I get this result as follows:
image

Could you guys help me?

nn.CrossEntropyLoss() expects raw logits as the model output, as internally F.log_softmax and nn.NLLLoss will be applied, so you should remove the F.softmax in your model.
Also, the target is expected to have the shape [batch_size] and contain class indices in the range [0, nb_classes-1], so these lines of code don’t look right:

one_hot_encoder = OneHotEncoder(categories='auto')
labels = one_hot_encoder.fit_transform(labels).toarray()

Could you check the output and target shapes before calculating the loss, please? :slight_smile:

Oh my god… It is perfectly work.
I didn’t care that the Loss function internally contains the softmax function.
I need to do study more harder and harder. XD

And for your question below,

one_hot_encoder = OneHotEncoder(categories='auto')
labels = one_hot_encoder.fit_transform(labels).toarray()

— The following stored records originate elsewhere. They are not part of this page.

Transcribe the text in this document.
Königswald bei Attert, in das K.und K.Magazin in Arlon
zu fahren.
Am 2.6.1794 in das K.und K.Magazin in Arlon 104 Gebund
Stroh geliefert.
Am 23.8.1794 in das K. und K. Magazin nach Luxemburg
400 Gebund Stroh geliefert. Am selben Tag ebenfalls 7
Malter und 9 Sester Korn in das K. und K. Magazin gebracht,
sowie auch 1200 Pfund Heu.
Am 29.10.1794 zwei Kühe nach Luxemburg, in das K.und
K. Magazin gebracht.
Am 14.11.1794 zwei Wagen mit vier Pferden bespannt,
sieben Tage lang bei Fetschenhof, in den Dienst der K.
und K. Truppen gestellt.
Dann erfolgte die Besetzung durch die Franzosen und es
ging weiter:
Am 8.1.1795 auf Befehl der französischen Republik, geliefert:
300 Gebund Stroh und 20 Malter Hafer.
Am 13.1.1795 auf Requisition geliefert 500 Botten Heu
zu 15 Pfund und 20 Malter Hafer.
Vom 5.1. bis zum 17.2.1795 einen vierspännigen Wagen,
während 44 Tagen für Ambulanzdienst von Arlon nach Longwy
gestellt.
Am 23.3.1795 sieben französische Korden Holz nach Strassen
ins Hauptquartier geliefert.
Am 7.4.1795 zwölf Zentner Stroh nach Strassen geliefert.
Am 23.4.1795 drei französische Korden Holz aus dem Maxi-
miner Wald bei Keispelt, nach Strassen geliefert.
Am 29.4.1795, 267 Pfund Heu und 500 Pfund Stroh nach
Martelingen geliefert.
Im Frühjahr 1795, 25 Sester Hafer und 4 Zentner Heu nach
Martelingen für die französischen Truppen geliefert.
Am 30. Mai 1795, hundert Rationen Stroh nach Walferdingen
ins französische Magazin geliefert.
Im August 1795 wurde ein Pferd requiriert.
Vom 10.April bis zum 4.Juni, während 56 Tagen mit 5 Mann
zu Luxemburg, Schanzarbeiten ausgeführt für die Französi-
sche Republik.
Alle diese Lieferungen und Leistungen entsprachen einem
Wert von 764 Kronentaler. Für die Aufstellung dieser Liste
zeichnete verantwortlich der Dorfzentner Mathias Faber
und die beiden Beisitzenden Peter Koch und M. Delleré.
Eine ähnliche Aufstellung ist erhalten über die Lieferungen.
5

I changed the one-hot encoded labels into class indices as follows.

tensor_y = torch.argmax(tensor_y, dim=1)

Really thank you for your help. I posted kinda same question just before.

Is there a way to check the question has been solved?

This question was really helpful for my question later one.

Thank you @ptrblck

I used softmax function two times.

  1. output of model
  2. put the softmax output to the nn.CrossEntropyLoss()